Serum and pericardial fluid biochemical parameters measured to assess the nature of pericardial effusion. Elevated serum and pericardial fluid LDH levels, along with the LDH ratio >0.6 and protein ratio >0.5, support the diagnosis of an exudative effusion. Reference ranges are provided for comparison where applicable
LDH: lactate dehydrogenase
| Investigation | Result | Reference range and units |
| Serum LDH | 2,445 U/L | 125-250 U/L |
| Pericardial fluid LDH | 2,032 U/L | - |
| Pericardial fluid LDH to serum LDH ratio | 0.8 | >0.6 for exudative effusion |
| Serum total protein | 73 g/dL | 60-80 g/dL |
| Pericardial fluid total protein | 52 | - |
| Pericardial fluid total protein to serum total protein ratio | 0.7 | >0.5 for exudative effusion |
Comprehensive infectious screening included an atypical pneumonia panel, pericardial fluid cultures including mycobacterial cultures, QuantiFERON-TB Gold, HIV-1 and HIV-2 serology, a viral hepatitis panel and extended respiratory viral polymerase chain reaction (PCR) covering SARS-CoV-2, influenza A and B, respiratory syncytial virus, rhinovirus and enterovirus, parainfluenza virus, adenovirus, human metapneumovirus, Epstein-Barr virus, and cytomegalovirus. All results were negative.
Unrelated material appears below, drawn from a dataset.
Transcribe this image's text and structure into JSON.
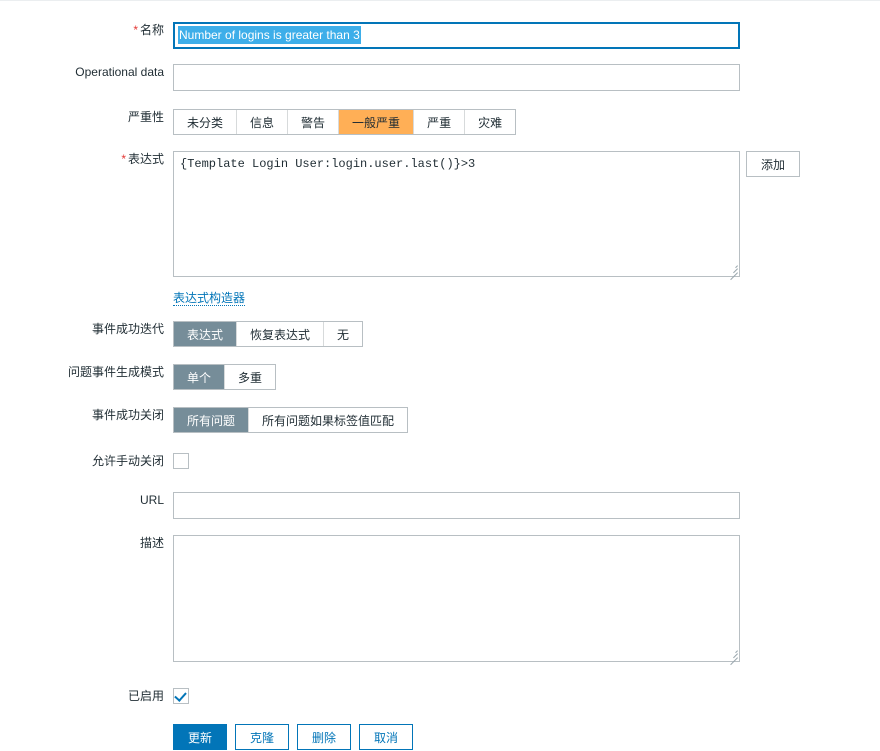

Autoimmune serology, including antinuclear antibodies, extractable nuclear antigen profile, myeloperoxidase, proteinase 3, rheumatoid factor, centromere antibodies, and complement levels (C3 and C4), was within normal limits. Serum biochemistry revealed no metabolic derangements, with normal thyroid function tests and glycated hemoglobin levels. Notably, C-reactive protein was elevated at 33 mg/L, while erythrocyte sedimentation rate was 16 mm/hour. Serum troponin and brain natriuretic peptide levels and other biochemical results were within normal range.
The pleural medicine team diagnosed acute serositis (pleuropericardial syndrome) of inflammatory etiology and prescribed a 10-day course of oral nonsteroidal anti-inflammatory drugs (NSAIDs). While NSAID use in this context is largely based on extrapolation from pericarditis management rather than direct evidence, they were chosen to address inflammation and symptoms. Given the clear temporal association with mRNA vaccination, the presentation was considered vaccine-related, and an adverse event report was submitted to the MHRA via the Yellow Card scheme.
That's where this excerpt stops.